One night, my youngest son refused to get into bed until I let him pee on the toilet. On the toilet. Some maniacs won't release you until they get $1 million. My son wanted to see his urine running down the side of the toilet and then onto the floor.
The first sad thing is that I considered it seriously. Let's see: he screamed for 10 minutes straight until I performed an entire 1 act play where his stuffed hedgehog accidentally poops in his bed. That stopped the screaming and got him out of his room and into the bathroom, where he broke down again when he discovered we were out of pink toothpaste -- we had plenty of blue, but no pink.
Fuck it, that's what fillings are for, we're skipping brushing our teeth.
Now to the toilet. To the demand to pee on the toilet.
Would it be more work to wash his sheets? Certainly. Plus does he pee his bed right when I fall asleep? Yup.
So he has to pee before getting into bed. Does it really matter where? How long would it take me to clean up his pee? I have two male toddlers, so even on their best days, they get a lot of pee on the floor. Sprinkle a few pubes around and it looks like a restroom for visually impaired truckers.
So the second sad thing: I let him do it. I looked behind me for my wife. Like a renegade cop who sometimes has to bend a couple rules to get wackos like this off the streets and into bed. "We're throwing the rule-book right out the window tonight. Pee on that toilet and let's get this ugly situation over with before any more people get hurt."

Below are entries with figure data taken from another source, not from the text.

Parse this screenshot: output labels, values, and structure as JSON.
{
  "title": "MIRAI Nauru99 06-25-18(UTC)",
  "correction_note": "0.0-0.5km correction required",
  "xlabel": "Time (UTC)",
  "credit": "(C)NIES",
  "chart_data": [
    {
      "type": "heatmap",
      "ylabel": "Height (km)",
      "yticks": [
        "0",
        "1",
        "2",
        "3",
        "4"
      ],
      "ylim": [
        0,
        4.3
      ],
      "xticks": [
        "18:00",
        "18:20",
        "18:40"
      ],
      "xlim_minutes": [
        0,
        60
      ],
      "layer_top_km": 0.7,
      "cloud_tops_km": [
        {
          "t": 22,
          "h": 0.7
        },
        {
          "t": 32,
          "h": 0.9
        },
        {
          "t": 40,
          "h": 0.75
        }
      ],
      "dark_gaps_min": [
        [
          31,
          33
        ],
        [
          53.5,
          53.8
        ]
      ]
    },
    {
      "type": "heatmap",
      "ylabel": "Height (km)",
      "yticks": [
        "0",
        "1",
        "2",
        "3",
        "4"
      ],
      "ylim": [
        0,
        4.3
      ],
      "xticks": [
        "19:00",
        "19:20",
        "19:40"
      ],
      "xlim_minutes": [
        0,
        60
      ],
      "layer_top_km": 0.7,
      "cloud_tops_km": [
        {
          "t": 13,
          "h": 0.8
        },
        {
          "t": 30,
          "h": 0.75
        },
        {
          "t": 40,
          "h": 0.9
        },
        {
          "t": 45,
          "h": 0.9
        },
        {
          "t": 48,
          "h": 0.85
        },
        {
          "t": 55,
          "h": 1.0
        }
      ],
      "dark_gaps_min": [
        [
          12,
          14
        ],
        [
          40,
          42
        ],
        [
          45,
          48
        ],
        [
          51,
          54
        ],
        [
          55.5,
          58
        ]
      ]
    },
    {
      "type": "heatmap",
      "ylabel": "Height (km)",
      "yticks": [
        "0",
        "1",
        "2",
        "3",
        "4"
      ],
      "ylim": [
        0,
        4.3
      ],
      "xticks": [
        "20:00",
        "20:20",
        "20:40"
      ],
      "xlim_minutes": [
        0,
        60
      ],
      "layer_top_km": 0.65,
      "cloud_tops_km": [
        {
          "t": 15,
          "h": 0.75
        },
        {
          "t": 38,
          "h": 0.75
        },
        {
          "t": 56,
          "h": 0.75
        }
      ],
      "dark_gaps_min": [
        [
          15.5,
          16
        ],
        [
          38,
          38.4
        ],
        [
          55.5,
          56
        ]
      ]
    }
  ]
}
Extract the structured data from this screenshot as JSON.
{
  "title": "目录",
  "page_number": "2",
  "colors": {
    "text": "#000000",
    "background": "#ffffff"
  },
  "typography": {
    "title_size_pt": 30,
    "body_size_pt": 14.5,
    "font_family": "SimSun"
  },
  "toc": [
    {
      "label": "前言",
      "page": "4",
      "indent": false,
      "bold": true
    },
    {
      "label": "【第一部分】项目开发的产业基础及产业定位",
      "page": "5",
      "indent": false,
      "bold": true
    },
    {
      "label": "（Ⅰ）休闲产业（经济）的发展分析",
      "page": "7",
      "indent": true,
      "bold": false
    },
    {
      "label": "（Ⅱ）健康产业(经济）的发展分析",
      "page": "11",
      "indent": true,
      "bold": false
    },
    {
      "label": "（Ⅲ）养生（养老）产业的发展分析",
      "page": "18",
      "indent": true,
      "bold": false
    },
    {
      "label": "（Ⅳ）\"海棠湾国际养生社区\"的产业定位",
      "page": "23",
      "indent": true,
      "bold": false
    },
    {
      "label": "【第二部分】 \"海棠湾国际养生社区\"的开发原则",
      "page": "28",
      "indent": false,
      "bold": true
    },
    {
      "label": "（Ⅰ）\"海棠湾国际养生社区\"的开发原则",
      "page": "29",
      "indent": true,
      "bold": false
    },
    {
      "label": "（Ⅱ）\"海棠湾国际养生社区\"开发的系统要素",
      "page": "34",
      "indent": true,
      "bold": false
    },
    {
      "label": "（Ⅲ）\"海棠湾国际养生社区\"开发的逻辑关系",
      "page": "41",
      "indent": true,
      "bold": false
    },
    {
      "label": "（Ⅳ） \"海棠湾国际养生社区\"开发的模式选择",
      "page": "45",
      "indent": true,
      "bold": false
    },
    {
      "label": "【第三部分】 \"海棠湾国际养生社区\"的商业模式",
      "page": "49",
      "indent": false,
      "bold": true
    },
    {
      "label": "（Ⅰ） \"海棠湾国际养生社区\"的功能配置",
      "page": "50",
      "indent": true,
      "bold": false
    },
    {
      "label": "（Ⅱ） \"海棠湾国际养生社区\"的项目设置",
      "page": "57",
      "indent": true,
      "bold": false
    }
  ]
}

You gotta do what you need to do to survive in a nut-house like this. After a few years on the job, I start looking at tough guys differently. You get the idea that Liam Neeson's character in Taken acquired his "certain set of skills" from covert ops or intelligence, but that kind of mental strength, that kind of take-no-shit or by-any-means-necessary attitude can only come from living with toddlers.